Wolfgang Brase

Personal information
- Date of birth: 7 February 1939
- Place of birth: Braunschweig, Germany
- Date of death: 14 July 2026 (aged 87)
- Place of death: Braunschweig, Germany
- Position: Defender

Youth career
- 1946–1958: Eintracht Braunschweig

Senior career*
- Years: Team / Apps / (Gls)
- 1958–1968: Eintracht Braunschweig / 177 / (3)
- Total:  / 177 / (3)

Managerial career
- TSV Schapen
- SV Gifhorn
- TSV Helmstedt

= Wolfgang Brase =

German footballer (1939–2026)

Wolfgang Brase (7 February 1939 – 14 July 2026) was a German footballer who played as a defender. He spent his entire career with Eintracht Braunschweig.

== Club career ==
Brase joined the youth academy of Eintracht Braunschweig in 1946 at seven years old and spent his entire footballing career with his hometown club. He was promoted to the club's Oberliga Nord senior squad in 1958. Initially starting his career as a forward, he later transitioned into a right-sided defender and center-back, becoming feared by opponents for his exceptional pace.

He earned the local nickname "Schnippel" due to his signature technical ability to curl precise crosses into the penalty area using both the inside and outside of his right foot—a style of play that predated the famous "banana crosses" later popularized in German football.
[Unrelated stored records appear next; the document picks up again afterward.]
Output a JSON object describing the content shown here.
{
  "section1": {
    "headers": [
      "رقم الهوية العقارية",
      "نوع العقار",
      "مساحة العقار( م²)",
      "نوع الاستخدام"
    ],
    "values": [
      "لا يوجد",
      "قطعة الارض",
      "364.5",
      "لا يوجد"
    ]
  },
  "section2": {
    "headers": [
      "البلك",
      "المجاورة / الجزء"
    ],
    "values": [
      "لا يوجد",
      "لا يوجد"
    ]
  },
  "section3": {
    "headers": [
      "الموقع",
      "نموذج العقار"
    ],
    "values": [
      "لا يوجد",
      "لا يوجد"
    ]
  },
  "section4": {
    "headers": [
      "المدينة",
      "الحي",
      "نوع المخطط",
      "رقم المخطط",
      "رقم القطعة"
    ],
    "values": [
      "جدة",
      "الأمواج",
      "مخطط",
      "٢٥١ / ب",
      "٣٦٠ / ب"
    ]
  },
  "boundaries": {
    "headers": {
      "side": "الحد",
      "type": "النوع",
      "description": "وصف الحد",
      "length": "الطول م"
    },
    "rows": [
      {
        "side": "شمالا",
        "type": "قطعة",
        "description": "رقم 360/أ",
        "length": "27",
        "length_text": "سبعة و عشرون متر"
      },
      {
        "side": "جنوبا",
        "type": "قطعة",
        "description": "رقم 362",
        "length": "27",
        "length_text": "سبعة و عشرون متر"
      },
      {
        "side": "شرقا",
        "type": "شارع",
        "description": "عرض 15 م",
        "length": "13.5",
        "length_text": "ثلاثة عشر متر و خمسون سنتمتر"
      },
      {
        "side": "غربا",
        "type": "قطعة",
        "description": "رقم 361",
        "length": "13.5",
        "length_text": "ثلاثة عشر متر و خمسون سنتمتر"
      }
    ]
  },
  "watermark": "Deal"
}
In total, Brase made nearly 300 competitive appearances for the club, including 97 matches in the top-flight Bundesliga after its foundation in 1963.

During Braunschweig's title-winning 1966–67 Bundesliga season, Brase's playing career was abruptly brought to a halt prior to the fourth matchday, due to a sudden and mysterious viral illness.

Brase officially retired from professional football in July 1968 at the age of 29.

== Personal life and death ==
Brase was a trained toolmaker and studied mechanical engineering while playing, before working in quality assurance at Volkswagen.

Brase died in Braunschweig on 14 July 2026, at the age of 87, following a long and severe illness. Eintracht Braunschweig released a statement in mourning, and noted that he had lived near the Eintracht-Stadion throughout his life.